Hillswick Wildlife Sanctuary was on hand to rescue a seal which was caught up in fishing line at Toft pier in Shetland’s north mainland earlier this week.
The sanctuary’s Jan and Pete Bevington used an improvised cutting tool with a six-foot handle devised by a local fisherman to free the animal.
The call came in on Tuesday evening after Alan Henry, who had fed the seal for some years from his open boat, noticed the animal had hooks embedded in its lip and right front flipper.
The Bevingtons attended the scene on Wednesday after contacting the charity British Divers Marine Life Rescue for advice and approaching Brae fisherman Tom Jenkinson for help with a cutting tool.
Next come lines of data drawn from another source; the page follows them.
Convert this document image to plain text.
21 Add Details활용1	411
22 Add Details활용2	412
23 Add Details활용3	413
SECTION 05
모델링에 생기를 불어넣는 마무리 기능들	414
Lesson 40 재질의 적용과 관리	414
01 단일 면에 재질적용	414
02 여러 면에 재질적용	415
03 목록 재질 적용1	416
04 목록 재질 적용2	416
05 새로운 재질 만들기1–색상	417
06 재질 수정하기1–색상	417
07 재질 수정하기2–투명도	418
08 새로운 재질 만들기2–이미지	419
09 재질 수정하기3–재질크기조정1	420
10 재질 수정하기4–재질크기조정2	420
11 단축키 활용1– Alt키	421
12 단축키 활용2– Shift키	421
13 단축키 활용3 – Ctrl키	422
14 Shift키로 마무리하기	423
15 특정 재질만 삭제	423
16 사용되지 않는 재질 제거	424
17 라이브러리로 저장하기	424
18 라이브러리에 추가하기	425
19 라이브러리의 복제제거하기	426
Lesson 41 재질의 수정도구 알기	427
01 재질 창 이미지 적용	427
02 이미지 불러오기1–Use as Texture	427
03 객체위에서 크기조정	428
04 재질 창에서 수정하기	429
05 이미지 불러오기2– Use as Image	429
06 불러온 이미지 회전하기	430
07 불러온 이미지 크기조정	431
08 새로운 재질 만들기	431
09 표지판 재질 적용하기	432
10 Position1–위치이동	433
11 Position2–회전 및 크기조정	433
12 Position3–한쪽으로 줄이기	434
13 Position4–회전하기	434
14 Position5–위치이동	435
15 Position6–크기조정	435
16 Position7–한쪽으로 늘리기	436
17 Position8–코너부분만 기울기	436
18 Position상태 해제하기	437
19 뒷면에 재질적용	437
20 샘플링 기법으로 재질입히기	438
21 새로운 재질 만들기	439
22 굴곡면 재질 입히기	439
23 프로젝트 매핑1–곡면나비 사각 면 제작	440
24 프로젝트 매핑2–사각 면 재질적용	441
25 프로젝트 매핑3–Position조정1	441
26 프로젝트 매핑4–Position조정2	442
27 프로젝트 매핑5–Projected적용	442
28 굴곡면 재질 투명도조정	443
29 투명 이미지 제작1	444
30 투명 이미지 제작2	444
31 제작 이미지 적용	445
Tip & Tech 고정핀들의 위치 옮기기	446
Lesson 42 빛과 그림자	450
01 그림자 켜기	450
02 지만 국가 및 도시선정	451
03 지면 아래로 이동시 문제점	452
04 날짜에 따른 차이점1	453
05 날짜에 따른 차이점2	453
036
Pete said: “I climbed into Alan’s boat and while he distracted the seal by dangling a mackerel over the side, I used Tom’s cutting tool to snip through the fishing line and after a few goes it was moving its flipper freely.
“We knew we could not get close to such a big seal to remove the hooks as it would have been far too dangerous, but the guys at British Divers said the hooks would just rust away in the sea and the salt water would heal any wounds.
“We were overjoyed to see the seal swimming freely and Alan heading off to sea to catch more fish with a smile on his face.”
It was a busy week for the sanctuary, with an abandoned otter cub rescued from Skeld campsite on Monday evening.
The animal, which was named Rocky after the rock armouring where he was discovered, was said to be settling in well in Hillswick.
The sanctuary, meanwhile, is continuing with its fundraising drive as it approaches its target of 500 pledges of £5 a month to secure its long term future.
Last year, a seal pup was captured on film seeking shelter from a pod of killer whales by hiding beneath a boat.
Vivian Clark noticed three orcas circling around a patch of water off the coast of Eshaness in Shetland, and moved in to see if he could catch some of the fish they thought the orcas were hunting.
But, once he drew closer to the scene, they saw the aquatic hunters were actually surrounding a baby seal.